There’s not much you can do wrong on a stationary bike. To make sure you avoid discomfort after your workout, adjust the seat height so that your leg extends to almost being straight when pedalling. Remember to also fix the handlebar position so that your arms are extended at the same level as your shoulders.
Be sure you know how to adjust the speed before jumping on, or ask a staff member if you’re not sure. It’s a lot less embarrassing to ask for help than it is to find yourself flying off a treadmill! When mounting the treadmill, don’t stand on the belt first. Instead, lean on the handrails as you position your feet on either side of the belt. Clip the safety kill switch to your clothes, if one exists, and then press “Start”.
Once the belt begins slowly moving, place one foot at a time on it to begin walking. Once you’re comfortable with the speed, you can then take your hands off the rails. Don’t immediately increase the speed so that you’re running hard.
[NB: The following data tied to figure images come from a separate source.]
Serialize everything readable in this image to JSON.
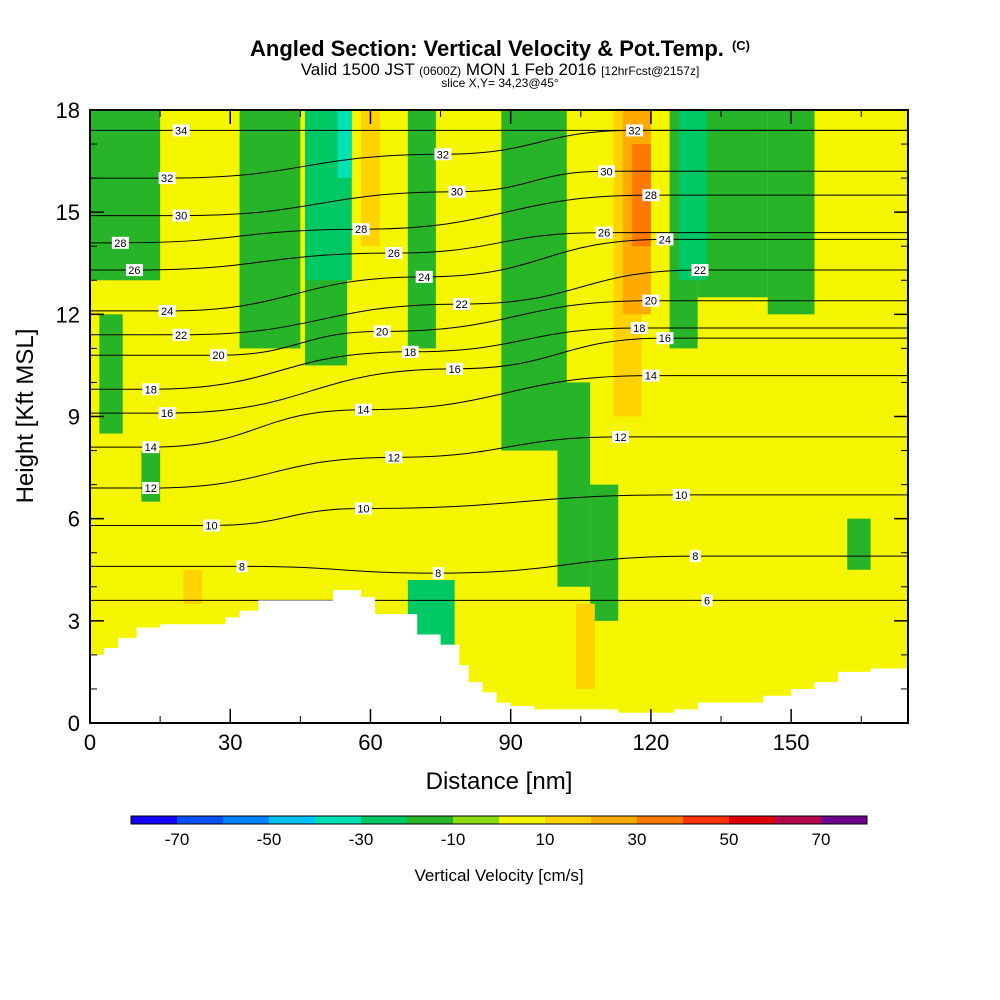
{
  "header": {
    "title": "Angled Section: Vertical Velocity & Pot.Temp.",
    "title_units": "(C)",
    "valid_prefix": "Valid 1500 JST",
    "valid_zulu": "(0600Z)",
    "valid_date": "MON 1 Feb 2016",
    "forecast": "[12hrFcst@2157z]",
    "slice": "slice X,Y= 34,23@45°"
  },
  "chart_data": {
    "type": "heatmap",
    "xlabel": "Distance [nm]",
    "ylabel": "Height [Kft MSL]",
    "xlim": [
      0,
      175
    ],
    "ylim": [
      0,
      18
    ],
    "x_ticks": [
      "0",
      "30",
      "60",
      "90",
      "120",
      "150"
    ],
    "x_tick_values": [
      0,
      30,
      60,
      90,
      120,
      150
    ],
    "y_ticks": [
      "0",
      "3",
      "6",
      "9",
      "12",
      "15",
      "18"
    ],
    "y_tick_values": [
      0,
      3,
      6,
      9,
      12,
      15,
      18
    ],
    "terrain": [
      [
        0,
        2.0
      ],
      [
        3,
        2.2
      ],
      [
        6,
        2.5
      ],
      [
        10,
        2.8
      ],
      [
        15,
        2.9
      ],
      [
        20,
        2.9
      ],
      [
        26,
        2.9
      ],
      [
        29,
        3.1
      ],
      [
        32,
        3.3
      ],
      [
        36,
        3.6
      ],
      [
        42,
        3.6
      ],
      [
        48,
        3.6
      ],
      [
        52,
        3.9
      ],
      [
        56,
        3.9
      ],
      [
        58,
        3.7
      ],
      [
        61,
        3.2
      ],
      [
        66,
        3.2
      ],
      [
        70,
        2.6
      ],
      [
        75,
        2.3
      ],
      [
        79,
        1.7
      ],
      [
        81,
        1.2
      ],
      [
        84,
        0.9
      ],
      [
        87,
        0.6
      ],
      [
        90,
        0.5
      ],
      [
        95,
        0.4
      ],
      [
        100,
        0.4
      ],
      [
        108,
        0.4
      ],
      [
        113,
        0.3
      ],
      [
        120,
        0.3
      ],
      [
        125,
        0.4
      ],
      [
        130,
        0.6
      ],
      [
        135,
        0.6
      ],
      [
        140,
        0.6
      ],
      [
        144,
        0.8
      ],
      [
        150,
        1.0
      ],
      [
        155,
        1.2
      ],
      [
        160,
        1.5
      ],
      [
        167,
        1.6
      ],
      [
        175,
        1.6
      ]
    ],
    "velocity_cells": [
      {
        "x": [
          0,
          175
        ],
        "y": [
          0,
          18
        ],
        "value": 0
      },
      {
        "x": [
          0,
          30
        ],
        "y": [
          0,
          2.9
        ],
        "value": 5
      },
      {
        "x": [
          30,
          80
        ],
        "y": [
          3.5,
          4.8
        ],
        "value": 5
      },
      {
        "x": [
          22,
          28
        ],
        "y": [
          5,
          9
        ],
        "value": 5
      },
      {
        "x": [
          40,
          85
        ],
        "y": [
          6,
          9.5
        ],
        "value": 5
      },
      {
        "x": [
          88,
          150
        ],
        "y": [
          7.5,
          10
        ],
        "value": 5
      },
      {
        "x": [
          160,
          175
        ],
        "y": [
          6,
          9
        ],
        "value": 5
      },
      {
        "x": [
          8,
          30
        ],
        "y": [
          9,
          11.5
        ],
        "value": 5
      },
      {
        "x": [
          20,
          24
        ],
        "y": [
          13,
          18
        ],
        "value": 5
      },
      {
        "x": [
          25,
          30
        ],
        "y": [
          11,
          18
        ],
        "value": 5
      },
      {
        "x": [
          60,
          72
        ],
        "y": [
          11,
          18
        ],
        "value": 5
      },
      {
        "x": [
          76,
          86
        ],
        "y": [
          12,
          18
        ],
        "value": 5
      },
      {
        "x": [
          110,
          116
        ],
        "y": [
          11,
          18
        ],
        "value": 5
      },
      {
        "x": [
          132,
          146
        ],
        "y": [
          10,
          12
        ],
        "value": 5
      },
      {
        "x": [
          166,
          175
        ],
        "y": [
          10,
          18
        ],
        "value": 5
      },
      {
        "x": [
          0,
          15
        ],
        "y": [
          13,
          18
        ],
        "value": -15
      },
      {
        "x": [
          2,
          7
        ],
        "y": [
          8.5,
          12
        ],
        "value": -15
      },
      {
        "x": [
          32,
          45
        ],
        "y": [
          11,
          18
        ],
        "value": -15
      },
      {
        "x": [
          46,
          55
        ],
        "y": [
          10.5,
          18
        ],
        "value": -15
      },
      {
        "x": [
          68,
          74
        ],
        "y": [
          11,
          18
        ],
        "value": -15
      },
      {
        "x": [
          88,
          102
        ],
        "y": [
          8,
          18
        ],
        "value": -15
      },
      {
        "x": [
          100,
          107
        ],
        "y": [
          4,
          10
        ],
        "value": -15
      },
      {
        "x": [
          107,
          113
        ],
        "y": [
          3,
          7
        ],
        "value": -15
      },
      {
        "x": [
          124,
          130
        ],
        "y": [
          11,
          18
        ],
        "value": -15
      },
      {
        "x": [
          130,
          145
        ],
        "y": [
          12.5,
          18
        ],
        "value": -15
      },
      {
        "x": [
          145,
          155
        ],
        "y": [
          12,
          18
        ],
        "value": -15
      },
      {
        "x": [
          11,
          15
        ],
        "y": [
          6.5,
          8
        ],
        "value": -15
      },
      {
        "x": [
          162,
          167
        ],
        "y": [
          4.5,
          6
        ],
        "value": -15
      },
      {
        "x": [
          68,
          78
        ],
        "y": [
          2,
          4.2
        ],
        "value": -25
      },
      {
        "x": [
          46,
          56
        ],
        "y": [
          13,
          18
        ],
        "value": -25
      },
      {
        "x": [
          126,
          132
        ],
        "y": [
          13,
          18
        ],
        "value": -25
      },
      {
        "x": [
          53,
          56
        ],
        "y": [
          16,
          18
        ],
        "value": -35
      },
      {
        "x": [
          20,
          24
        ],
        "y": [
          3.5,
          4.5
        ],
        "value": 15
      },
      {
        "x": [
          58,
          62
        ],
        "y": [
          14,
          18
        ],
        "value": 15
      },
      {
        "x": [
          104,
          108
        ],
        "y": [
          1,
          3.5
        ],
        "value": 15
      },
      {
        "x": [
          112,
          118
        ],
        "y": [
          9,
          18
        ],
        "value": 15
      },
      {
        "x": [
          114,
          120
        ],
        "y": [
          12,
          18
        ],
        "value": 25
      },
      {
        "x": [
          116,
          120
        ],
        "y": [
          14,
          17
        ],
        "value": 35
      }
    ],
    "contour_labels": [
      {
        "value": "34",
        "x": 19.5,
        "y": 17.4
      },
      {
        "value": "32",
        "x": 16.5,
        "y": 16.0
      },
      {
        "value": "30",
        "x": 19.5,
        "y": 14.9
      },
      {
        "value": "28",
        "x": 6.5,
        "y": 14.1
      },
      {
        "value": "26",
        "x": 9.5,
        "y": 13.3
      },
      {
        "value": "24",
        "x": 16.5,
        "y": 12.1
      },
      {
        "value": "22",
        "x": 19.5,
        "y": 11.4
      },
      {
        "value": "20",
        "x": 27.5,
        "y": 10.8
      },
      {
        "value": "18",
        "x": 13,
        "y": 9.8
      },
      {
        "value": "16",
        "x": 16.5,
        "y": 9.1
      },
      {
        "value": "14",
        "x": 13,
        "y": 8.1
      },
      {
        "value": "12",
        "x": 13,
        "y": 6.9
      },
      {
        "value": "10",
        "x": 26,
        "y": 5.8
      },
      {
        "value": "8",
        "x": 32.5,
        "y": 4.6
      },
      {
        "value": "32",
        "x": 75.5,
        "y": 16.7
      },
      {
        "value": "30",
        "x": 78.5,
        "y": 15.6
      },
      {
        "value": "28",
        "x": 58,
        "y": 14.5
      },
      {
        "value": "26",
        "x": 65,
        "y": 13.8
      },
      {
        "value": "24",
        "x": 71.5,
        "y": 13.1
      },
      {
        "value": "22",
        "x": 79.5,
        "y": 12.3
      },
      {
        "value": "20",
        "x": 62.5,
        "y": 11.5
      },
      {
        "value": "18",
        "x": 68.5,
        "y": 10.9
      },
      {
        "value": "16",
        "x": 78,
        "y": 10.4
      },
      {
        "value": "14",
        "x": 58.5,
        "y": 9.2
      },
      {
        "value": "12",
        "x": 65,
        "y": 7.8
      },
      {
        "value": "10",
        "x": 58.5,
        "y": 6.3
      },
      {
        "value": "8",
        "x": 74.5,
        "y": 4.4
      },
      {
        "value": "32",
        "x": 116.5,
        "y": 17.4
      },
      {
        "value": "30",
        "x": 110.5,
        "y": 16.2
      },
      {
        "value": "28",
        "x": 120,
        "y": 15.5
      },
      {
        "value": "26",
        "x": 110,
        "y": 14.4
      },
      {
        "value": "24",
        "x": 123,
        "y": 14.2
      },
      {
        "value": "22",
        "x": 130.5,
        "y": 13.3
      },
      {
        "value": "20",
        "x": 120,
        "y": 12.4
      },
      {
        "value": "18",
        "x": 117.5,
        "y": 11.6
      },
      {
        "value": "16",
        "x": 123,
        "y": 11.3
      },
      {
        "value": "14",
        "x": 120,
        "y": 10.2
      },
      {
        "value": "12",
        "x": 113.5,
        "y": 8.4
      },
      {
        "value": "10",
        "x": 126.5,
        "y": 6.7
      },
      {
        "value": "8",
        "x": 129.5,
        "y": 4.9
      },
      {
        "value": "6",
        "x": 132,
        "y": 3.6
      }
    ],
    "colorbar": {
      "title": "Vertical Velocity [cm/s]",
      "tick_labels": [
        "-70",
        "-50",
        "-30",
        "-10",
        "10",
        "30",
        "50",
        "70"
      ],
      "bins": [
        {
          "lo": -80,
          "hi": -70,
          "color": "#1400ff"
        },
        {
          "lo": -70,
          "hi": -60,
          "color": "#0050ff"
        },
        {
          "lo": -60,
          "hi": -50,
          "color": "#0082ff"
        },
        {
          "lo": -50,
          "hi": -40,
          "color": "#00c3ff"
        },
        {
          "lo": -40,
          "hi": -30,
          "color": "#00e1b4"
        },
        {
          "lo": -30,
          "hi": -20,
          "color": "#00c864"
        },
        {
          "lo": -20,
          "hi": -10,
          "color": "#28b428"
        },
        {
          "lo": -10,
          "hi": 0,
          "color": "#8cdc14"
        },
        {
          "lo": 0,
          "hi": 10,
          "color": "#f5f500"
        },
        {
          "lo": 10,
          "hi": 20,
          "color": "#ffd200"
        },
        {
          "lo": 20,
          "hi": 30,
          "color": "#ffaa00"
        },
        {
          "lo": 30,
          "hi": 40,
          "color": "#ff7800"
        },
        {
          "lo": 40,
          "hi": 50,
          "color": "#ff3200"
        },
        {
          "lo": 50,
          "hi": 60,
          "color": "#e10000"
        },
        {
          "lo": 60,
          "hi": 70,
          "color": "#b4004b"
        },
        {
          "lo": 70,
          "hi": 80,
          "color": "#6e008c"
        }
      ]
    }
  }
}
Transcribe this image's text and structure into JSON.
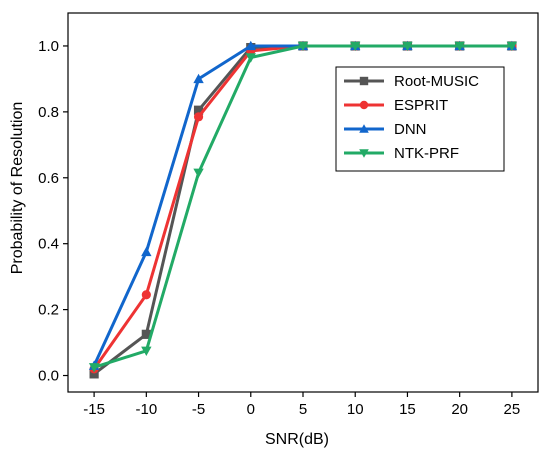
{
  "chart_data": {
    "type": "line",
    "xlabel": "SNR(dB)",
    "ylabel": "Probability of Resolution",
    "x": [
      -15,
      -10,
      -5,
      0,
      5,
      10,
      15,
      20,
      25
    ],
    "xlim": [
      -17.5,
      27.5
    ],
    "ylim": [
      -0.05,
      1.1
    ],
    "xticks": [
      -15,
      -10,
      -5,
      0,
      5,
      10,
      15,
      20,
      25
    ],
    "yticks": [
      0.0,
      0.2,
      0.4,
      0.6,
      0.8,
      1.0
    ],
    "ytick_labels": [
      "0.0",
      "0.2",
      "0.4",
      "0.6",
      "0.8",
      "1.0"
    ],
    "grid": false,
    "legend_position": "top-right",
    "series": [
      {
        "name": "Root-MUSIC",
        "color": "#555555",
        "marker": "square",
        "values": [
          0.005,
          0.125,
          0.805,
          0.995,
          1.0,
          1.0,
          1.0,
          1.0,
          1.0
        ]
      },
      {
        "name": "ESPRIT",
        "color": "#ee3333",
        "marker": "circle",
        "values": [
          0.02,
          0.245,
          0.785,
          0.985,
          1.0,
          1.0,
          1.0,
          1.0,
          1.0
        ]
      },
      {
        "name": "DNN",
        "color": "#1166cc",
        "marker": "triangle-up",
        "values": [
          0.03,
          0.375,
          0.9,
          1.0,
          1.0,
          1.0,
          1.0,
          1.0,
          1.0
        ]
      },
      {
        "name": "NTK-PRF",
        "color": "#22aa66",
        "marker": "triangle-down",
        "values": [
          0.025,
          0.075,
          0.615,
          0.965,
          1.0,
          1.0,
          1.0,
          1.0,
          1.0
        ]
      }
    ]
  }
}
Give your body time to warm up and get used to the treadmill. Remember to keep your back straight and your arms pumping smoothly at your sides in unison with your steps.
The rowing machine
Although there are many steps to practising proper form on a rowing machine, they really are much simpler than they sound, so don’t let the following instructions worry you!
- When you first sit on the seat, make sure that the bones in your rear are centred, and the tops of your hamstrings are just barely touching the seat
- Place your feet in the footboards so that your toes aren’t hanging out over the edge, and adjust the straps
- Avoid gripping the handle too tightly. Keep your arms shoulder-width apart, and begin the rowing motion by pulling the handle into your chest
- Bend slightly forward at your waist, and then bend your knees. At this point, your hands should be sitting above your shins
- Keeping your back straight, bend your knees and slide the seat up as close to your heels as you can comfortably get, to where you’re slightly leaning forward
- Keeping your core muscles tight, you can then extend your legs until straightened. This is called the ‘drive’, and it’s where you get your power from for each stroke
- Swing from your hips, changing your position from leaning slightly forward to leaning slightly backward, while continuing to keep your back straight. Pull your arms in firmly, and bring the handle in quickly to your chest
- Now, push away as quickly as you pulled in, completely extending your arms. This stage is called the ‘recovery’
- Lean slightly forward, and as the handle clears your knees on its way back to its starting position, bend your knees and slide the seat forward, bringing your knees up inside of your arms
- And – whew! – You have just completed one rep!
Always remember to consult a physician before beginning any exercise regime. Remember to keep your core muscles engaged and stay hydrated. Don’t be afraid to ask a staff member for help, or even your fellow gym members. After all, you’re all there for the same reason!